La Chine met au pas ses plateformes numériques
Le message de Pékin sonne comme un avertissement. Le développement tous azimuts des groupes internet chinois appartient au passé, a fait savoir en substance le comité de conseil et de coordination financière du Parti communiste à la suite d’une réunion présidée lundi par le président Xi Jinping. Les autorités réglementaires ont reçu des ordres en vue de renforcer la surveillance des grandes plateformes numériques, de réprimer les monopoles, de promouvoir une concurrence loyale et d’empêcher des mouvements capitalistiques désordonnés, a rapporté la télévision publique CCTV. Ce contrôle accru vise également à améliorer la sécurité des données gérées par ces entreprises.
Selon le cabinet de conseil EMarketer, les achats en ligne devraient représenter cette année plus de la moitié des ventes au détail en Chine, une proportion record à l’échelle mondiale. Les autorités de la concurrence du pays ont mis en exergue certaines pratiques commerciales abusives comme les accords d’exclusivité forcée, le recours à des prix d’éviction et l’utilisation d’algorithmes favorisant les nouveaux clients par rapport aux plus anciens. «La domination sur un marché est maintenant un inconvénient, alors qu’elle attirait les investisseurs dans le passé», constate Ke Yan, analyste chez DZT Research à Singapour.
Un développement non standardisé
«Certaines plateformes se développent de façon non standardisée et cela présente des risques», précise le compte-rendu de cette réunion au sommet. «Il est nécessaire d’accélérer l’amélioration de la législation qui régit le modèle économique de ces plateformes afin de combler les lacunes et les failles en temps opportun», ajoute le rapport. Si le gouvernement chinois a concentré ses attaques contre Alibaba et son bras financierAnt Groupau cours des derniers mois, de nombreuses entreprises entreront désormais dans son collimateur comme le groupe de VTC Didi Chuxing, le spécialiste de la livraison de repas Meituan ou JD.com, numéro deux du commerce électronique dans l’empire du Milieu. Selon des sources proches du dossier citées par Bloomberg, le réseau social Tencent devrait à son tour être contraint de regrouper l’ensemble de ses activités financières au sein d’une holding.
L’intégration verticale de ces plateformes peut «restreindre l’innovation et la création d’emplois», estime Chen Xi, professeur adjoint à l’Université Xi’an Jiaotong, en ajoutant que «leur expansion désordonnée créera inévitablement des obstacles à la reprise de l’économie mondiale». Les autorités sont déjà passées de la parole aux actes.

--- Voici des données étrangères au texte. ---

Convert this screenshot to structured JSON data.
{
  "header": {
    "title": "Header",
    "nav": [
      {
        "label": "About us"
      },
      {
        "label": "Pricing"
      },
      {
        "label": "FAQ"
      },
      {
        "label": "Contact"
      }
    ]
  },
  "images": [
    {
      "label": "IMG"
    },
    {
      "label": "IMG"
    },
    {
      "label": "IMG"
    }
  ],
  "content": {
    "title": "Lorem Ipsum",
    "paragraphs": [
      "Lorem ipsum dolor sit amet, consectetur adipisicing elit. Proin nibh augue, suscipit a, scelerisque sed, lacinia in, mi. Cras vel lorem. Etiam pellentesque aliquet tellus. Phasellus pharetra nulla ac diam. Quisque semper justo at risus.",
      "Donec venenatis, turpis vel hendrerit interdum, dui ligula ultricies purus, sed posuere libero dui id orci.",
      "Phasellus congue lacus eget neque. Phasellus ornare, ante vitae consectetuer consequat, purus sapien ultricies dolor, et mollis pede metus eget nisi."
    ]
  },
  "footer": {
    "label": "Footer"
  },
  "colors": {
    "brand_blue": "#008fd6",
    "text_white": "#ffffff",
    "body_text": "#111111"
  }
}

En fin de semaine dernière, Tencent et le moteur de recherche Baidu ont été mis à l’amende à hauteur de 500.000 yuans (65.000 euros) chacun pour avoir omis de solliciter l’accord de l’Administration centrale de régulation du marché chinois (SAMR) lors d’opérations de fusions et acquisitions remontant respectivement à 2018 et 2014. La même sanction financière a été appliquée à une filiale de Didi Chuxing et au japonais SoftBankqui avaient mis en place une coentreprise sans autorisation préalable.
ByteDance se diversifie dans les semi-conducteurs
Pour des motifs similaires, ByteDance, maison mère de l’application de vidéos sociales TikTok et de son équivalent chinois Douyin, a même été conduit à mettre une croix sur la coentreprise formée avec son partenaire Shangai Dongfang Newspaper dans le domaine de la blockchain et de la propriété intellectuelle. Un porte-parole de ByteDance a par ailleurs confirmé à Bloomberg avoir lancé le recrutement d’une douzaine d’ingénieurs afin de se développer dans les semiconducteurs. Il entend mettre en place ses propres serveurs qui fonctionneraient avec des puces conçues par le britannique ARM. Cette diversification a l’avantage d’être conforme aux souhaits du Parti communiste chinois qui a annoncé début mars dans son plan quinquennal une hausse des investissements dans plusieurs secteurs clés comme les semi-conducteurs ou l’intelligence artificielle pour mieux rivaliser avec les Etats-Unis.